582P - Predictors of response to preoperative chemoradiotherapy (CRT) for rectal adenocarcinoma: Biopsy specimens obtained 1 week after starting treatment...

Date 29 September 2014
Event ESMO 2014
Session Poster Display session
Topics Anticancer Agents
Translational Research
Surgical Oncology
Colon and Rectal Cancer
Basic Principles in the Management and Treatment (of cancer)
Biological Therapy
Radiation Oncology
Presenter Toshiyuki Suzuki
Citation Annals of Oncology (2014) 25 (suppl_4): iv167-iv209. 10.1093/annonc/mdu333
Authors T. Suzuki, S. Sadahiro, A. Tanaka, K. Okada, G. Saito
  • Gastrointestinal Surgery, Tokai University, 259-1193 - Isehara/JP



Preoperative CRT is the standard of care for locally advanced rectal cancer. Patients who have pathological complete response (pCR) to CRT have good outcomes with a low risk of distant metastasis. We previously reported that changes in biopsy specimens obtained 1 week after the start of CRT are a reliable predictor of histologic response. We studied the relations between survival and changes in biopsy specimens, pCR, histologic marked regression and tumor shrinkage rate as evaluated by MRI.
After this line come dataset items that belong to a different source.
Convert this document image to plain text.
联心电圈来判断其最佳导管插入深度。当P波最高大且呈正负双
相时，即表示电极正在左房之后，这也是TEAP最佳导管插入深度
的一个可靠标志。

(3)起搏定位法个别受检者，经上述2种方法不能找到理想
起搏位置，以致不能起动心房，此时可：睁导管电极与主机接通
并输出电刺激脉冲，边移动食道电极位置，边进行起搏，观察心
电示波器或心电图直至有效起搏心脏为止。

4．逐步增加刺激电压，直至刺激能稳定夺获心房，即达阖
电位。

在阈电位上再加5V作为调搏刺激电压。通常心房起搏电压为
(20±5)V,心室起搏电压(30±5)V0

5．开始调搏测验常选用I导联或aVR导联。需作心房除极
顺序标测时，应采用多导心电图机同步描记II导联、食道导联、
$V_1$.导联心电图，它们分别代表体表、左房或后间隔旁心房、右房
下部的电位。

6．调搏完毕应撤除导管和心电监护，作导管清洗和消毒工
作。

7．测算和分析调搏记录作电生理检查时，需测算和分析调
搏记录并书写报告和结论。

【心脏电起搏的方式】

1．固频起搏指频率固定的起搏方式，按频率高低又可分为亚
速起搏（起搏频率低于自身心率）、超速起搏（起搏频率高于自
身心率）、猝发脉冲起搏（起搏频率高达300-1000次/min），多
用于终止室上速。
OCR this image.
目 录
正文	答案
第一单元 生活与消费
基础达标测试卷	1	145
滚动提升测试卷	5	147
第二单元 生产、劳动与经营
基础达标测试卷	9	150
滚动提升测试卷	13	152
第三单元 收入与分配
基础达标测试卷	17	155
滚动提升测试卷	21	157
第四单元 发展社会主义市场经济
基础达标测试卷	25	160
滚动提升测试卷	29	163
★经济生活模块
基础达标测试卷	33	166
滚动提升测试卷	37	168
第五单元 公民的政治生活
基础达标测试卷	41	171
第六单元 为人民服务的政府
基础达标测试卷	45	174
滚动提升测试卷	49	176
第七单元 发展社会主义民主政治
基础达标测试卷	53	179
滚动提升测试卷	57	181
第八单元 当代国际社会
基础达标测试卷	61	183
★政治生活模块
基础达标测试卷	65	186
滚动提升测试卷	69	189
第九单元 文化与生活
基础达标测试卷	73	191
The study group comprised 127 patients with clinical Stage II/III rectal adenocarcinoma who received CRT (40 to 45 Gy in 20-25 fractions with concurrent oral UFT or S-1) from 2006 through 2012. Surgery was performed 6 to 8 weeks after the completion of CRT. Biopsy specimens were obtained 1 week after the start of CRT and stained with hematoxylin and eosin (H-E). Patients showing moderate changes were assigned to group A, and those showing mild changes were assigned to group B. Patients with a pCR were classified as group C, and those with no pCR were classified as group D. Patients showing histologic marked regression were assigned to E group, and those without such regression were assigned to group F. Patients with a tumor shrinkage rate of 75% or higher were classified as group G, and those with a lower rate were classified as group H.


The proportions of patients in each group were as follows: group A, 46%; group C, 17%; group E, 43%; and group G, 52%. The 5-year recurrence-free survival rate (RFS) and the 5-year overall survival rate (OS) were respectively as follows: 79% and 92% in group A vs. 59% and 79% in group B (p = 0.019, p = 0.127); 93% and 100% in group C vs. 64% and 82% in group D (p = 0.017 and p = 0.080); 78% and 95% in group E vs. 61% and 79% in group F (p = 0.008 and p = 0.022); and 71% and 88% in G group vs. 68% and 84% in group H (p = 0.423 and p = 0.480). Moderate changes on biopsy specimens and pCR were associated with higher rates of RFS, and histologic marked regression was associated with higher rates of RFS and OS.


Changes of H-E stained biopsy specimens 1 week after starting CRT were a prognostic factor. A pCR and marked histologic regression in resected specimens were also prognostic factors, but changes of biopsy specimens after 1 week of CRT had the important advantage of early availability.


All authors have declared no conflicts of interest.